La presidenta de Radio Taxi Santander y otros siete taxistas han sido condenados por increpar y agredir a un conductor de Cabify en el aeropuerto Seve Ballesteros, en Santander. La resolución judicial, dictada tras alcanzarse un acuerdo entre las partes antes del juicio, les impone multas y el pago de indemnizaciones al perjudicado y al Servicio Cántabro de Salud.
Según la información difundida por Europa Press, el procedimiento no llegó finalmente a celebrarse como vista oral porque todos los encausados aceptaron las penas pactadas entre sus letrados, la acusación particular y el fiscal. La jueza decretó además la firmeza de la sentencia en el mismo acto.
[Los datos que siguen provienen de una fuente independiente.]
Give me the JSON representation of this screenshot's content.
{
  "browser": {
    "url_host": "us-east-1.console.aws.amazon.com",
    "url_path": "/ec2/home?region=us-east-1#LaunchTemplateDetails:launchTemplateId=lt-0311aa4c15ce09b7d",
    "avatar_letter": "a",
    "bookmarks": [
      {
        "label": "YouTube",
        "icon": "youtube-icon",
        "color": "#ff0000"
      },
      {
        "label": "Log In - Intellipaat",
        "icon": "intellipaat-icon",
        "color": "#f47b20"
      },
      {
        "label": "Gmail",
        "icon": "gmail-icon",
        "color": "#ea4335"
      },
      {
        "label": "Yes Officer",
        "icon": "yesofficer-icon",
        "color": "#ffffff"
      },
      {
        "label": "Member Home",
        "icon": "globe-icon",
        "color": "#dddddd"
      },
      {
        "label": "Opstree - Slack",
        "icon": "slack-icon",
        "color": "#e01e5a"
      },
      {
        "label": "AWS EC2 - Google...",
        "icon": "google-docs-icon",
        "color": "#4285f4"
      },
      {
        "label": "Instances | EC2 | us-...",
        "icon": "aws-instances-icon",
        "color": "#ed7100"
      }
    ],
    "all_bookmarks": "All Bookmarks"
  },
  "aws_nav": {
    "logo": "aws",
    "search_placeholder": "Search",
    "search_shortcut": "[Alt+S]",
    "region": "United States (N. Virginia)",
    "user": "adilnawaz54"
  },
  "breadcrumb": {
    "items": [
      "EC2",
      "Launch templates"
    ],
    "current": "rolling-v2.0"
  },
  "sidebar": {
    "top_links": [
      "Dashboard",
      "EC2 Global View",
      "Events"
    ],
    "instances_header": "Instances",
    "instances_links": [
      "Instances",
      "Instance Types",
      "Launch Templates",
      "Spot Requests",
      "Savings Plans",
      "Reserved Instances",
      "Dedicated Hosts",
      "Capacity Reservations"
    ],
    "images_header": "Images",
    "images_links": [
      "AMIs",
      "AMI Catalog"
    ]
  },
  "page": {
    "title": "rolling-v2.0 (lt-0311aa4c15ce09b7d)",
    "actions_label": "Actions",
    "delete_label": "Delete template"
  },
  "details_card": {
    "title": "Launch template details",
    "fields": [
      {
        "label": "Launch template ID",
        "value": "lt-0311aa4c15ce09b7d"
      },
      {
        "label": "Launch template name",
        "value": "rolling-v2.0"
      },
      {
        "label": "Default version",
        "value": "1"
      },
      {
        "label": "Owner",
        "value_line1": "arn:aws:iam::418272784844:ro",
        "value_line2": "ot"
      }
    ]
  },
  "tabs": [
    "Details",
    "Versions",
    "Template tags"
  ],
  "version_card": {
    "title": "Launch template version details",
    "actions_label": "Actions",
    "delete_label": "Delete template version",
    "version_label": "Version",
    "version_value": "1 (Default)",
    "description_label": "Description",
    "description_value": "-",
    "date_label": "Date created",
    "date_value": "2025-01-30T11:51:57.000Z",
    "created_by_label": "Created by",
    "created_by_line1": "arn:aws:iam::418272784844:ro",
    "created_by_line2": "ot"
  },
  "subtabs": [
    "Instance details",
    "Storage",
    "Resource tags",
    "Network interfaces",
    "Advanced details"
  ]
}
Los hechos se remontan al aeropuerto de Santander, donde el conductor de Cabify acudió para prestar un servicio contratado y fue increpado por varios taxistas que se encontraban en la parada. En el desarrollo de la discusión, uno de ellos llegó a meter la cabeza por la ventanilla del vehículo y a escupir al conductor, mientras otros tres participaron después en la agresión.
Entre los condenados figura la presidenta de Radio Taxi Santander, Pilar Terán, a la que se atribuye haber sujetado al conductor por la espalda y propinarle un fuerte empujón. Dos de los otros acusados le dieron varios puñetazos y uno de ellos llegó a sujetarle por el cuello mientras el otro le golpeaba, según recoge el relato de hechos asumido en la conformidad.
La condena se articula por delitos leves de coacciones, lesiones y maltrato de obra. Tras el acuerdo, el delito de coacciones quedó rebajado a una multa de 480 euros para cada uno de los ocho procesados, con una cuota diaria de ocho euros durante dos meses.
Además, los dos taxistas que agredieron físicamente al conductor de Cabify deberán afrontar otra multa de 480 euros cada uno por un delito leve de lesiones. En el caso de Terán, la sanción asciende a 240 euros por un delito de maltrato de obra derivado del empujón que propinó a la víctima.
En conjunto, las multas oscilan entre los 480 euros que tendrán que abonar cinco de los acusados, los 720 euros que corresponden a Terán y los 960 euros impuestos a los dos taxistas que asestaron los puñetazos, a lo que se añade la indemnización de 1.450 euros para el perjudicado y otros 165 euros para el Servicio Cántabro de Salud por la atención médica prestada.
Antes del acuerdo, la Fiscalía pedía ocho meses de prisión para cada uno por un delito de coacciones, además de multas más elevadas para los dos taxistas que golpearon al conductor y para la presidenta de Radio Taxi Santander. Sin embargo, la calificación final redujo la gravedad de los hechos y evitó la celebración del juicio.
El episodio se produjo en el contexto de la tensión entre el sector del taxi y las plataformas de transporte con conductor, aunque la resolución judicial se limita a los hechos concretos ocurridos en el aeropuerto y a las responsabilidades penales y económicas derivadas de ellos.